This version allows you to download an updated version of the available corpus through the Basic Search option in real-time. It should be cited as:
Fernández-Ordóñez, Inés (dir.): Corpus oral y sonoro del español rural [download date].
This version gives researchers access to the different tagged versions of the corpus and was developed by F. Javier Pueyo Mena, using the Freeling library package. It should be cited as:
Version 4.0 (March 2024): - Pueyo Mena, F. Javier: Corpus oral y sonoro del español rural etiquetado. Versión 4.0 [March 2024].
Version 3.0 (May 2022) - Pueyo Mena, F. Javier: Corpus oral y sonoro del español rural etiquetado. Versión 3.0 [May 2022].
Version 2.0 (December 2020): - Pueyo Mena, F. Javier: Corpus oral y sonoro del español rural etiquetado. Versión 2.0 [December 2020].

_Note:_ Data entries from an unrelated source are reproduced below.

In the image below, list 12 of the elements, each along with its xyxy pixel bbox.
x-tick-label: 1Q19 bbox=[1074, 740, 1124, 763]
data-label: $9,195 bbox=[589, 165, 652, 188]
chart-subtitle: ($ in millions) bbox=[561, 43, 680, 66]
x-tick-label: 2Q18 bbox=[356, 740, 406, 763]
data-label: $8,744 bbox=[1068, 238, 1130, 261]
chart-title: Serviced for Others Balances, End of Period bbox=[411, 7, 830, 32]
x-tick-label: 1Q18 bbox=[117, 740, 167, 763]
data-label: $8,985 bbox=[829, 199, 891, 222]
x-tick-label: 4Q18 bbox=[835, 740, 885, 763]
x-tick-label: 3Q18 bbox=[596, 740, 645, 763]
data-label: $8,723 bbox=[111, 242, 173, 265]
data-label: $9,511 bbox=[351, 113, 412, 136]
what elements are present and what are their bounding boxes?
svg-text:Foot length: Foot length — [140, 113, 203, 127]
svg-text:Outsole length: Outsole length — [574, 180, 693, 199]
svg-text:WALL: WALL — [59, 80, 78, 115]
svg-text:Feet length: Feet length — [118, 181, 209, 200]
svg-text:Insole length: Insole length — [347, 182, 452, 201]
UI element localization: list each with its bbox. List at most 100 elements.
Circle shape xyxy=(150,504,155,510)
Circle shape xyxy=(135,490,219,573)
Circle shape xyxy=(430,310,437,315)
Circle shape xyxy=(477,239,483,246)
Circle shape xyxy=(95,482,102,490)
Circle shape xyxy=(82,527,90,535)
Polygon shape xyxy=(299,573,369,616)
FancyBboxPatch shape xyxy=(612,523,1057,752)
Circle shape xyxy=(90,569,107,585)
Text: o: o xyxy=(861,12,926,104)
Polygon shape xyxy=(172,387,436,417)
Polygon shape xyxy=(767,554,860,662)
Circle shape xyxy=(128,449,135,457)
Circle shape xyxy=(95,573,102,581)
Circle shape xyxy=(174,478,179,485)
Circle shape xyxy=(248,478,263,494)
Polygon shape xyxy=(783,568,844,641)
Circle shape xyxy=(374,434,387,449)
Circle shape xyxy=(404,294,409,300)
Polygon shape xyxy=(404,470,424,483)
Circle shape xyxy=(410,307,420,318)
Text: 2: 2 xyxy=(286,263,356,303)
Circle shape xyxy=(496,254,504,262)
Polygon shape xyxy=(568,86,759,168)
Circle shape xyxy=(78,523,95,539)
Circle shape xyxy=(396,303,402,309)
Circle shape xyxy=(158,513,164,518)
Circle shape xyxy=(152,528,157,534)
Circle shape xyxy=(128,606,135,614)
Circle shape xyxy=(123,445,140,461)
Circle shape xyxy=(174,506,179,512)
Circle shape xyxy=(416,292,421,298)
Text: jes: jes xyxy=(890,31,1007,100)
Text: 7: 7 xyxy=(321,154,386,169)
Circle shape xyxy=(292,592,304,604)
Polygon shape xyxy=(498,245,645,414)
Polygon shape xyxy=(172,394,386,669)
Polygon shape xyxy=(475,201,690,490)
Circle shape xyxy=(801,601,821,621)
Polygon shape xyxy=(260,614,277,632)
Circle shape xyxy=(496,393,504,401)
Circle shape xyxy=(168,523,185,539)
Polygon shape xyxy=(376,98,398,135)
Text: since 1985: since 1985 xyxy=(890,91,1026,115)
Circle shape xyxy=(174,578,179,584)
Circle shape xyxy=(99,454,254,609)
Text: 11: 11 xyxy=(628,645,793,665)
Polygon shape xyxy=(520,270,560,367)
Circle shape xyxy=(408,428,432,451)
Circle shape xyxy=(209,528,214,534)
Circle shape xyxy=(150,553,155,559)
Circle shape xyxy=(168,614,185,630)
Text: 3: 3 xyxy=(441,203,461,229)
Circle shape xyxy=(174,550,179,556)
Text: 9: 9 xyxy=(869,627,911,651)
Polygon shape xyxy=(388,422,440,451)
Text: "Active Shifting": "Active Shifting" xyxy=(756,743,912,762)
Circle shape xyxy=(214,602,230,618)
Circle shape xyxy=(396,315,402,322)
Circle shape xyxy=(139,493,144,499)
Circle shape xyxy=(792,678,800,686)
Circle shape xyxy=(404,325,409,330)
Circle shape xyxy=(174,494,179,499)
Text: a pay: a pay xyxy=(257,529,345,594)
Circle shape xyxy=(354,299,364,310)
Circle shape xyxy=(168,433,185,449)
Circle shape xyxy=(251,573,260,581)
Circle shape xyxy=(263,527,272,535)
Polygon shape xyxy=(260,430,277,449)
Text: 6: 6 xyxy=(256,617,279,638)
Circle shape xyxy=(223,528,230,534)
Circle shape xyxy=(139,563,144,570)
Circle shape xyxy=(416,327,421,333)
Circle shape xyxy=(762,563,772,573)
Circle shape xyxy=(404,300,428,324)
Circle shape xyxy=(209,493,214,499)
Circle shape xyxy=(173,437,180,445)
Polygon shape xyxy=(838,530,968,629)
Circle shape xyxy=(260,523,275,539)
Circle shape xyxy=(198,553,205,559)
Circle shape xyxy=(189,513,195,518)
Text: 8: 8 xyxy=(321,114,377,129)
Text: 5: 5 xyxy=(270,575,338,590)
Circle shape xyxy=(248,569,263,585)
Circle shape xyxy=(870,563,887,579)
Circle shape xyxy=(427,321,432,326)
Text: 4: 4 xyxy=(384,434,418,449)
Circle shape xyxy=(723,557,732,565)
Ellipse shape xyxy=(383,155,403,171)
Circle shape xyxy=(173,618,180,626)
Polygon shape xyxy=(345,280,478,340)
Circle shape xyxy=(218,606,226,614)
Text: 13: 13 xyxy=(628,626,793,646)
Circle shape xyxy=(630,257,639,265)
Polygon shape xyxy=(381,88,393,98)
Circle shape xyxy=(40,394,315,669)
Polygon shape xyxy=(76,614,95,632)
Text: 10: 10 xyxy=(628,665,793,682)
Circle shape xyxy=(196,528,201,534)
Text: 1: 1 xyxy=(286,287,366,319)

1) XML Tags and their attributes:
<turno> id, mp3 <inf> <HS> id <HCRUZ> id <NP> id <emisiones> id <VS> id <tempo> id <pron> id <pausas> id <lit> id <intel> id <gestos> id <interr> id <punct> id, lemma, pos <w> id, lemma, pos
2) In the textual content of the <w> (word) tag, the disambiguation of dialectal forms with the standard form is indicated by the symbol "=" (equal):
<w id="8178" lemma="cada" pos="DI0CS0">ca=cada</w> <w id="11255" lemma="casa" pos="NCFS000">ca=casa</w> <w id="5132" lemma="cal" pos="NCFS000">ca=cal</w>
3) The textual content of the <punct> tag always carries the "~" symbol, before or after the punctuation mark, indicating that the sign is either an opening sign:
<punct id="9359" lemma="«" pos="Fra">«~</punct>
or a closing sign:
<punct id="9363" lemma="»" pos="Frc">~»</punct>
Sometimes this will be a redundant symbol since the "PoS" attribute of some punctuation marks already indicates this fact: « (Fra), » (Frc), etc.
4) The "id" attribute of the element <punct> is the same one as the word (<w>) that either precedes:
<w id="364" lemma="yo" pos="PP1CSN00">yo</w> <punct id="364" lemma="." pos="Fp">~.</punct>
or follows:
<punct id="345" lemma="¿" pos="Fia">¿~</punct> <w id="345" lemma="y" pos="CC">Y</w>
5) Proper Names that could reveal the identity of the informants have been anonymized:
<w id="2716" lemma="Anonimizado" pos="NP00000">Anonimizado</w>
All other Proper Names remain:
<w id="5" lemma="dulantzi" pos="NP00000">Dulantzi</w>
6) The "PoS" attribute contains the morphosyntactic analysis of each word using the EAGLES tag set, following the format developed for Spanish in the FreeLing library package. These tags have been slightly modified. For example, terms tagged by Freeling as possessive (el tuyo) or indefinite "pronouns" (article + uno, otro, más, poco, mucho) have been categorized as possessive or quantifying adjectives, respectively. "Indefinite determiners" have been grouped as quantifiers (un, algún, ningún, otro, mucho, poco, tanto, todo, cada, más, menos).